JOURNAL ARTICLE

Impaired endothelial function in hypertensive patients with target organ damage

J-Z Xu, Y Zhang, S-N Wu, W-Q Niu, D-L Zhu, P-J Gao
Journal of Human Hypertension 2009, 23 (11): 751-7
19262580
To evaluate the correlation between endothelial dysfunction and multiple target organ damage (TOD), we measured endothelial function using high-resolution ultrasonography in hypertensive patients with or without TOD. Two hundred and eighty patients with hypertension were divided into four groups as follows: no TOD (Group I, n=61); 1 TOD (Group II, n=113); 2 TOD (Group III, n=59); and >or=3 TOD (Group IV, n=47).
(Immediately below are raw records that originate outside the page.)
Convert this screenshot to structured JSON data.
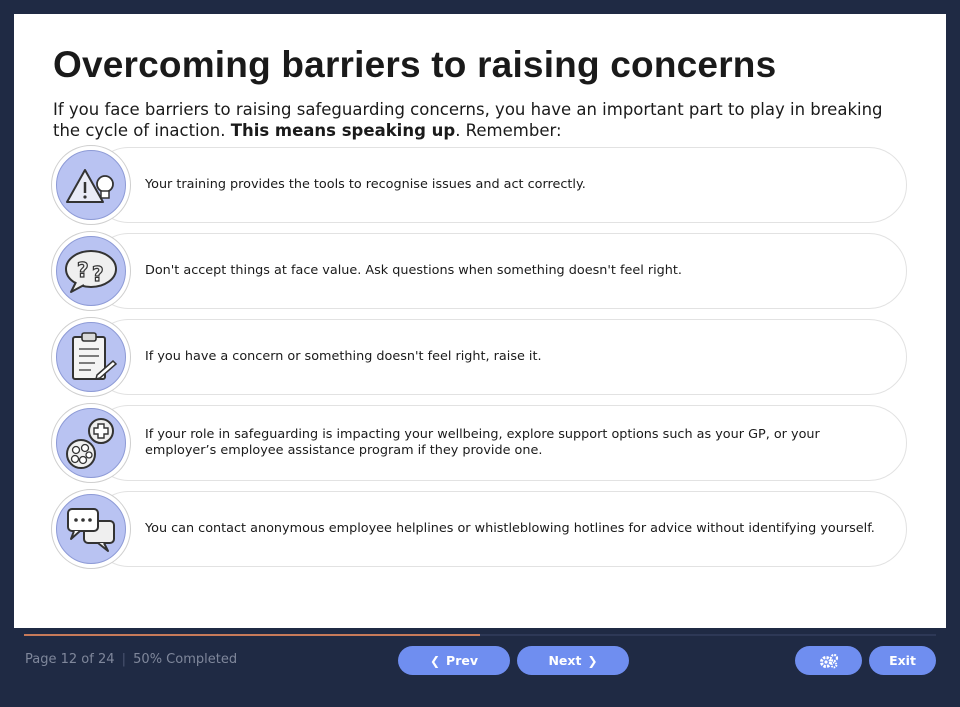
{
  "slide": {
    "title": "Overcoming barriers to raising concerns",
    "intro_text": "If you face barriers to raising safeguarding concerns, you have an important part to play in breaking the cycle of inaction. ",
    "intro_bold": "This means speaking up",
    "intro_tail": ". Remember:"
  },
  "cards": [
    {
      "icon": "warning-lightbulb-icon",
      "text": "Your training provides the tools to recognise issues and act correctly."
    },
    {
      "icon": "question-bubble-icon",
      "text": "Don't accept things at face value. Ask questions when something doesn't feel right."
    },
    {
      "icon": "clipboard-icon",
      "text": "If you have a concern or something doesn't feel right, raise it."
    },
    {
      "icon": "wellbeing-support-icon",
      "text": "If your role in safeguarding is impacting your wellbeing, explore support options such as your GP, or your employer’s employee assistance program if they provide one."
    },
    {
      "icon": "chat-bubbles-icon",
      "text": "You can contact anonymous employee helplines or whistleblowing hotlines for advice without identifying yourself."
    }
  ],
  "footer": {
    "page_label": "Page 12 of 24",
    "separator": "|",
    "completed_label": "50% Completed",
    "progress": 0.5,
    "prev_label": "Prev",
    "next_label": "Next",
    "settings_icon": "gears-icon",
    "exit_label": "Exit"
  },
  "colors": {
    "background": "#1f2a44",
    "accent": "#6f8ef0",
    "icon_fill": "#b9c3f2",
    "progress": "#c67a5a"
  }
}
Endothelial function was assessed by endothelium-dependent flow-mediated dilatation (FMD) and -independent vasodilation (after sublingual administration of nitroglycerin) of the brachial artery using high-resolution vascular ultrasound. We also assessed the intima-media thickness (IMT) of the common carotid, carotid to femoral pulse wave velocity (cf-PWV) and left ventricular mass index (LVMI). FMD was inversely associated with the number of affected organs. FMD was lower in the patient groups with >or=3 TOD (Group IV: 6.85+/-4.70% vs Group II: 10.00+/-6.15%, P<0.01), 2 TOD (Group III: 7.37+/-5.02% vs Group II, P<0.01) and 1 TOD as compared with patients with no TOD (Group I: 11.88+/-7.11% vs Group II, P<0.05). In univariate correlation analysis, there was a significant relationship between FMD and IMT, serum creatinine, LVMI and cf-PWV. In stepwise multivariate regression analysis, FMD still correlated with waist size (beta=-0.283, P<0.01), age (beta=-0.231, P<0.05) and IMT (beta=-0.197, P=0.05). These findings suggested that reduced FMD was associated with the number of TOD and may be considered an indicator for evaluating TOD.